You seem to know more about this than me, but it seems to me that the first law does more than just induce a metric, I've always thought of it as positing inertia as an axiom.
There's also more than one way to think about complexity. Newtownian mechanics in practice requires introducing forces everywhere, especially for more complex systems, to the point that it can feel a bit ad hoc. Lagrangian mechanics very often requires fewer such introductions and often results in descriptions with fewer equations and fewer terms. If you can explain the same phenomenon with fewer 'entities', then it feels very much like Occam's razor would favor that explanation to me.
Indeed inertia. Theory of motion consists of describing the properties of Inertia.
In terms of Newtonian mechanics the members of the equivalence class of inertial coordinate systems are related by Galilean transformation.
In terms of relativistic mechanics the members of the equivalence class of inertial coordinate systems are related by Lorentz transformation.
Newton's first law and Newton's third law can be grouped together in a single principle: the Principle of uniformity of Inertia. Inertia is uniform everywhere, in every direction.
That is why I argue that for Newtonian mechanics two principles are sufficient.
The Newtonian formulation is in terms of F=ma, the Lagrangian formulation is in terms of interconversion between potential energy and kinetic energy
The work-energy theorem expresses the transformation between F=ma and potential/kinetic energy
The work-energy theorem: I give a link to an answer by me on physics.stackexchange where I derive the work-energy theorem
https://physics.stackexchange.com/a/788108/17198
The work-energy theorem is the most important theorem of classical mechanics.
About the type of situation where the Energy formulation of mechanics is more suitable:
When there are multiple degrees of freedom then the force and the acceleration of F=ma are vectorial. So F=ma has the property that the there are vector quantities on both sides of the equation.

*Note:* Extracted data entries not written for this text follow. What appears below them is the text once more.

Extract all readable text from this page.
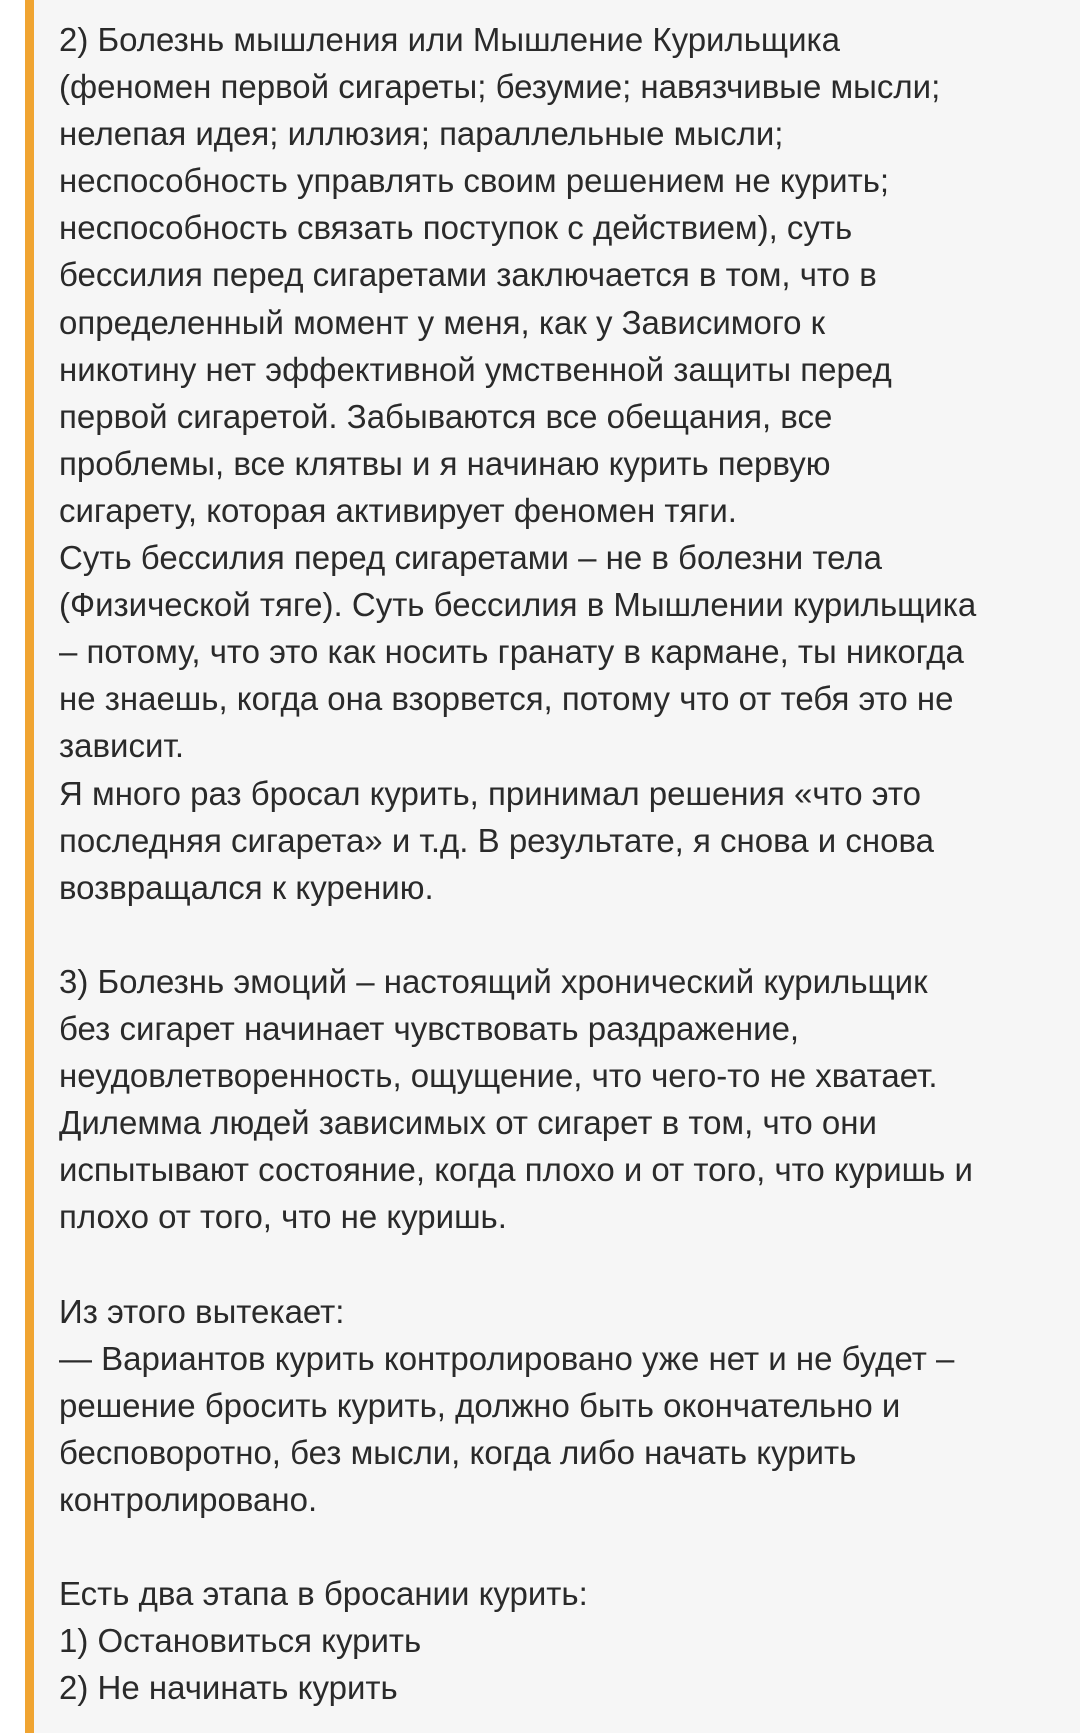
2) Болезнь мышления или Мышление Курильщика
(феномен первой сигареты; безумие; навязчивые мысли;
нелепая идея; иллюзия; параллельные мысли;
неспособность управлять своим решением не курить;
неспособность связать поступок с действием), суть
бессилия перед сигаретами заключается в том, что в
определенный момент у меня, как у Зависимого к
никотину нет эффективной умственной защиты перед
первой сигаретой. Забываются все обещания, все
проблемы, все клятвы и я начинаю курить первую
сигарету, которая активирует феномен тяги.
Суть бессилия перед сигаретами – не в болезни тела
(Физической тяге). Суть бессилия в Мышлении курильщика
– потому, что это как носить гранату в кармане, ты никогда
не знаешь, когда она взорвется, потому что от тебя это не
зависит.
Я много раз бросал курить, принимал решения «что это
последняя сигарета» и т.д. В результате, я снова и снова
возвращался к курению.
3) Болезнь эмоций – настоящий хронический курильщик
без сигарет начинает чувствовать раздражение,
неудовлетворенность, ощущение, что чего-то не хватает.
Дилемма людей зависимых от сигарет в том, что они
испытывают состояние, когда плохо и от того, что куришь и
плохо от того, что не куришь.
Из этого вытекает:
— Вариантов курить контролировано уже нет и не будет –
решение бросить курить, должно быть окончательно и
бесповоротно, без мысли, когда либо начать курить
контролировано.
Есть два этапа в бросании курить:
1) Остановиться курить
2) Не начинать курить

When expressing in terms of energy:
As we know: the value of kinetic energy is a single value; there is no directional information. In the process of squaring the velocity vector directional information is discarded, it is lost.
The reason we can afford to lose the directional information of the velocity vector: the description of the potential energy still carries the necessary directional information.
When there are, say, two degrees of freedom the function that describes the potential must be given as a function of two (generalized) coordinates.
This comprehensive function for the potential energy allows us to recover the force vector. To recover the force vector we evaluate the gradient of the potential energy function.
The function that describes the potential is not itself a vector quantity, but it does carry all of the directional information that allows us to recover the force vector.
I will argue the power of the Lagrangian formulation of mechanics is as follows:
when the motion is expressed in terms of interconversion of potential energy and kinetic energy there is directional information only on one side of the equation; the side with the potential energy function.
When using F=ma with multiple degrees of freedom there is a redundancy: directional information is expressed on both sides of the equation.
Anyway, expressing mechanics taking place in terms of force/acceleration or in terms of potential/kinetic energy is closely related. The work-energy theorem expresses the transformation between the two. While the mathematical form is different the physics content is the same.
Nicely said, but I think then we are in agreement that Newtownian mechanics has a bit of redundancy that can be removed by switching to a Lagrangian framework, no? I think that's a situation where Occam's razor can be applied very cleanly: if we can make the exact same predictions with a sparser model.
Now the other poster has argued that science consists of finding minumum complexity explanations of natural phenomena, and I just argued that the 'minimal complexity' part should be left out. Science is all about making good predictions (and explanations), Occam's razor is more like a guiding principle to help find them (a bit akin to shrinkage in ML) rather than a strict criterion that should be part of the definition. And my example to illustrate this was Newtonian mechanics, which in a complexity/Occam's sense should be superseded by Lagrangian, yet that's not how anyone views this in practice. People view Lagrangian mechanics as a useful calculation tool to make equivalent predictions, but nobody thinks of it as nullifying Newtownian mechanics, even though it should be preferred from Occam's perspective. Or, as you said, the physics content is the same, but the complexity of the description is not, so complexity does not factor into whether it's physics.
There's also more than one way to think about complexity. Newtownian mechanics in practice requires introducing forces everywhere, especially for more complex systems, to the point that it can feel a bit ad hoc. Lagrangian mechanics very often requires fewer such introductions and often results in descriptions with fewer equations and fewer terms. If you can explain the same phenomenon with fewer 'entities', then it feels very much like Occam's razor would favor that explanation to me.